High-yielding carbon nanofibers grown on NIPS-derived porous nickel as a flexible electrode for supercapacitors

Abstract

Carbon nanomaterials grown on a three-dimensional (3D) skeleton with a high specific surface area are well accepted propitious electrodes for supercapacitor applications. Herein, we reported a novel strategy for fabricating a flexible and robust 3D nickel@carbon nanofiber (3DNi@CNF) electrode using a modified nonsolvent induced phase separation (NIPS)-powder metallurgy and chemical vapor deposition (CVD) method.
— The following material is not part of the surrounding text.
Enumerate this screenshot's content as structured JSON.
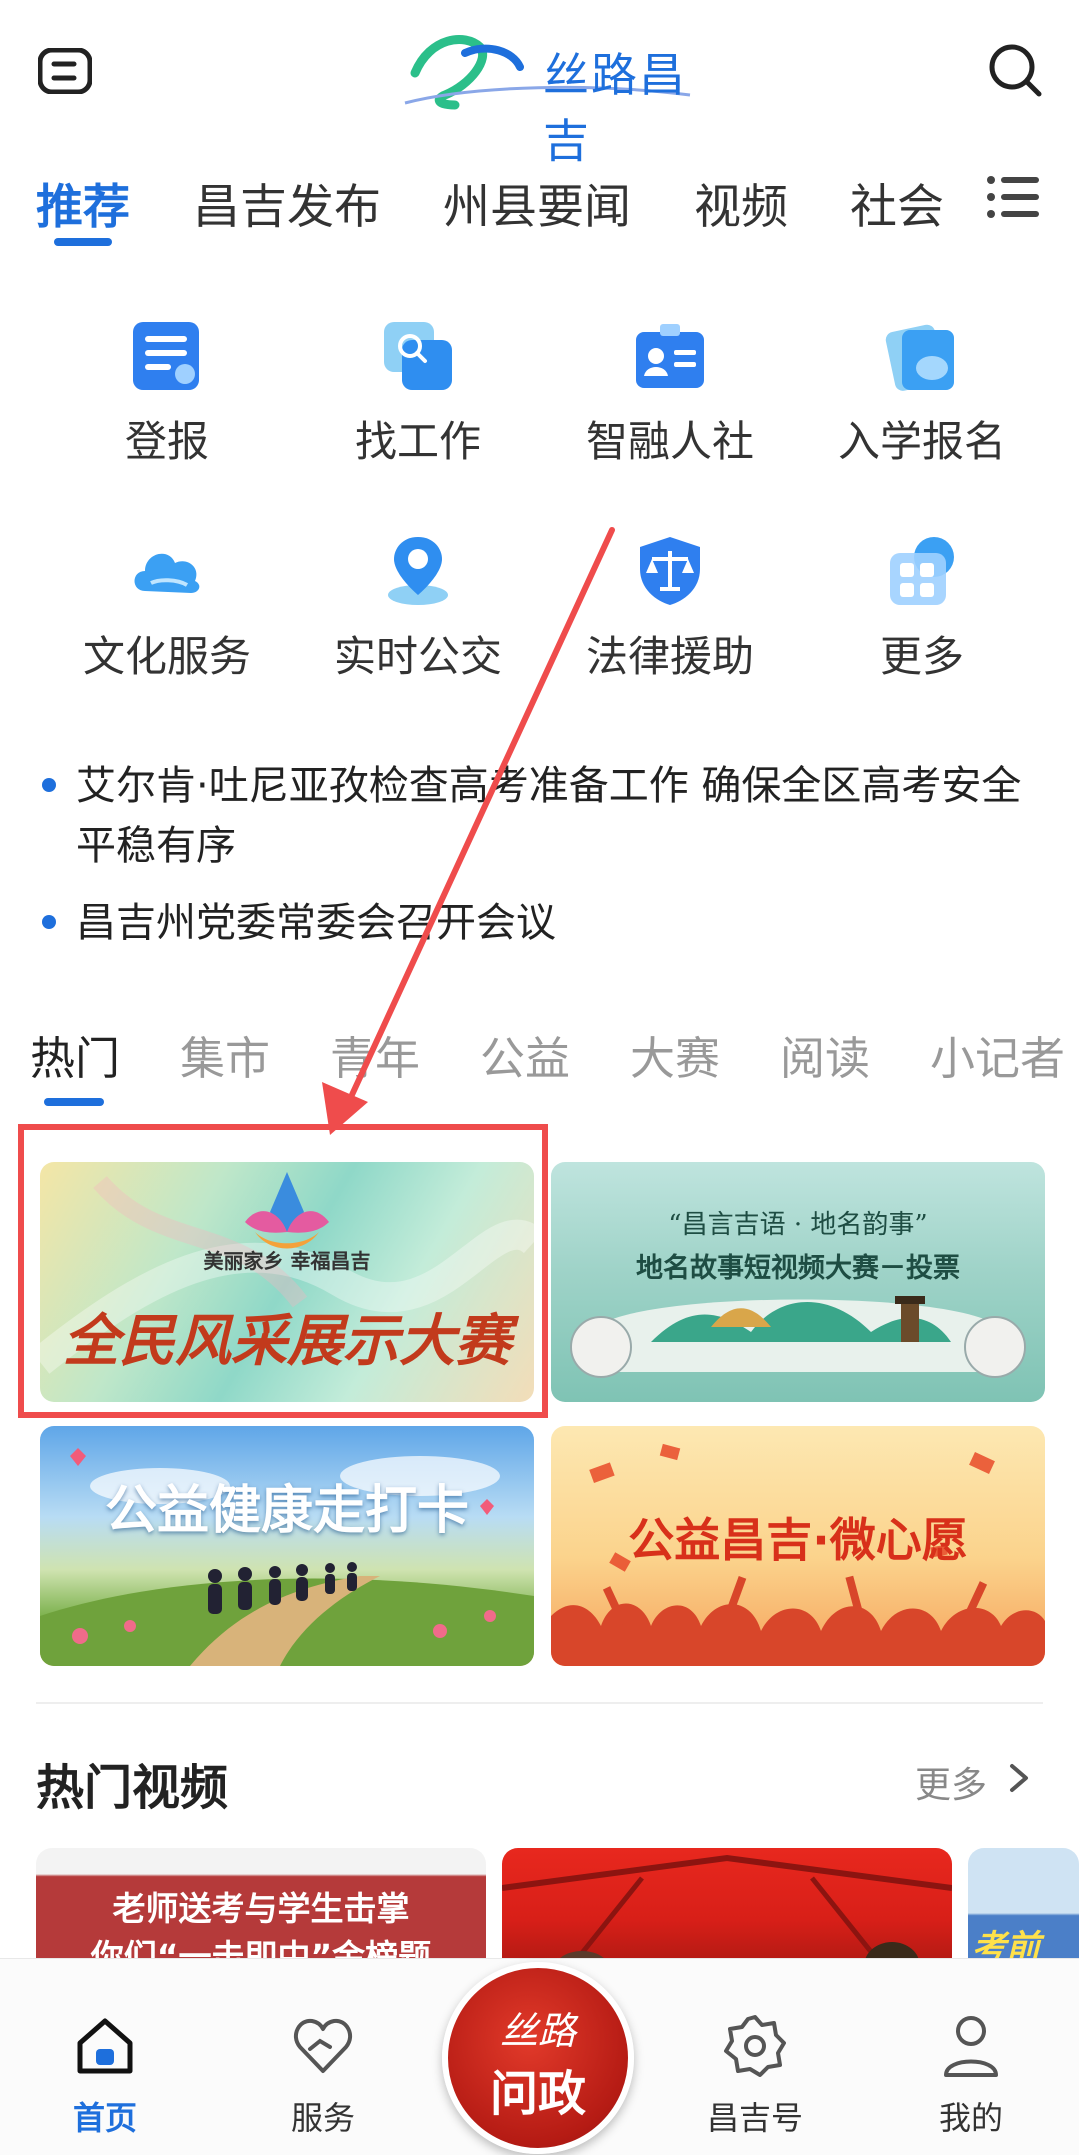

The high porosity of the 3DNi film could maintain high-yielding CNFs with 266.7% sustenance, and remain stable in the electrolyte for a supercapacitor. The flexible 3DNi@CNF electrode shows a maximum specific capacitance of 134.3 F g⁻¹ at a scan rate of 5 mV s⁻¹ between −0.9 V and 0.1 V. Even after 5000 cycles at 4 A g⁻¹, the 3DNi@CNF electrode maintained 90 F g⁻¹ cycling capacity, and exhibited a high capacitance stability of 96.5%. This rational strategy for the combination of a high porosity 3D metal skeleton and electroactive materials paves a new way for preparing high mass-loaded flexible electrodes in energy storage devices.